Saturday, January 3, 2009

Gary Louris, "Vagabonds" (#3)

"Vagabonds"
(Gary Louris)
Gary Louris
Vagabonds


The title track to Gary Louris' first solo record, Vagabonds, is the perfect song for the perfect moment--that evening spot in mid-May, after classes have finished but before the cruel heat of summer has really kicked in. It's the moment of pure possibility, the moment when the world opens itself up to you and waits for you to engage it.

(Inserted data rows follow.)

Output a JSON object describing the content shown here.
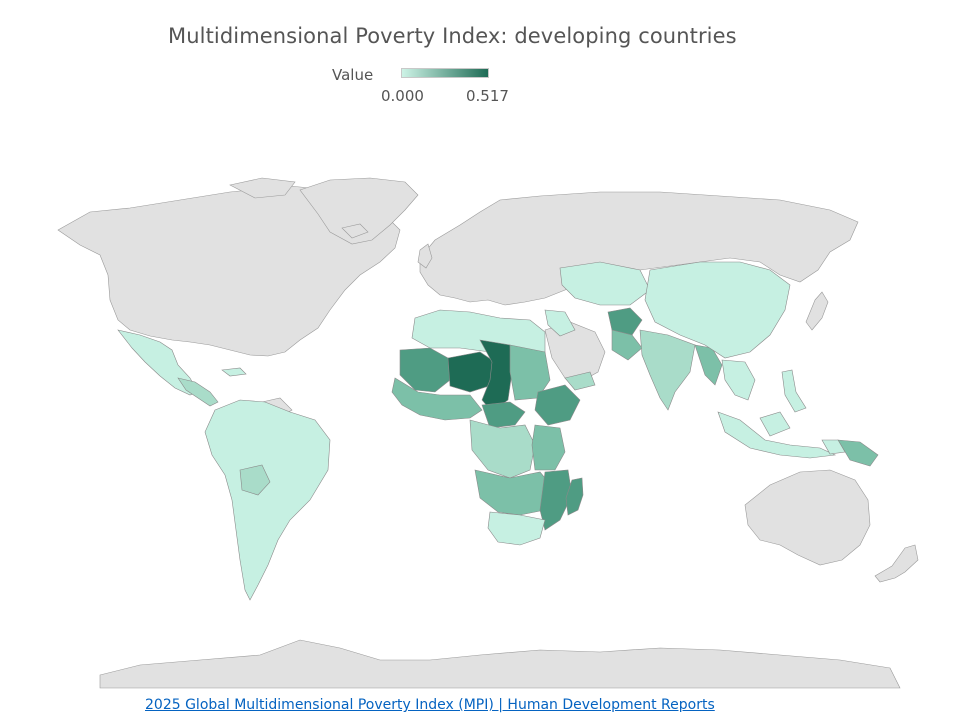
{
  "title": "Multidimensional Poverty Index: developing countries",
  "legend": {
    "label": "Value",
    "min": "0.000",
    "max": "0.517",
    "color_min": "#cdf3e6",
    "color_max": "#1e6b55"
  },
  "colors": {
    "no_data": "#e1e1e1",
    "low": "#c6f0e2",
    "mid_low": "#a9dcc9",
    "mid": "#7cc0a8",
    "mid_high": "#4f9c83",
    "high": "#2d7d65",
    "max": "#1e6b55"
  },
  "source_link": "2025 Global Multidimensional Poverty Index (MPI) | Human Development Reports"
}
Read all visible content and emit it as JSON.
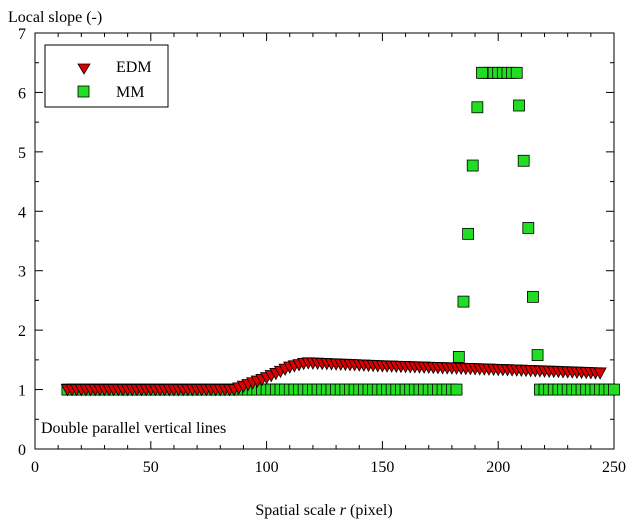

Louris possesses what is likely the best voice in rock and country music--it floats and quivers and somehow carries just the right amount of twang, and then it soars and surprises you with how substantial it is. I could, as the cliche says, listen to him sing the telephone book. Thankfully, he doesn't make me do that and instead writes some of the best songs I've ever heard, for the Jayhawks and Golden Smog, for the Dixie Chicks and Nickel Creek (even though he doesn't sing those), and now for this solo record.

"Vagabonds" has to be in my top 10 Louris songs ever--behind "The Man Who Loved Life" and "Until You Came Along" but just ahead of "I'd Run Away" and "Big Star." The verses are nice, a series of impressionist vignettes that are mostly image and little story. But it's the chorus that hits you over the head: "Carry on, you vagabonds / Everyone's gone away." These are simple words, maybe too simple--but Louris carries them with his voice, carries them into the stratosphere, into something more beautiful than I think I can understand. The choir that backs him up may be too much--I wouldn't mind hearing Louris sing it on his own.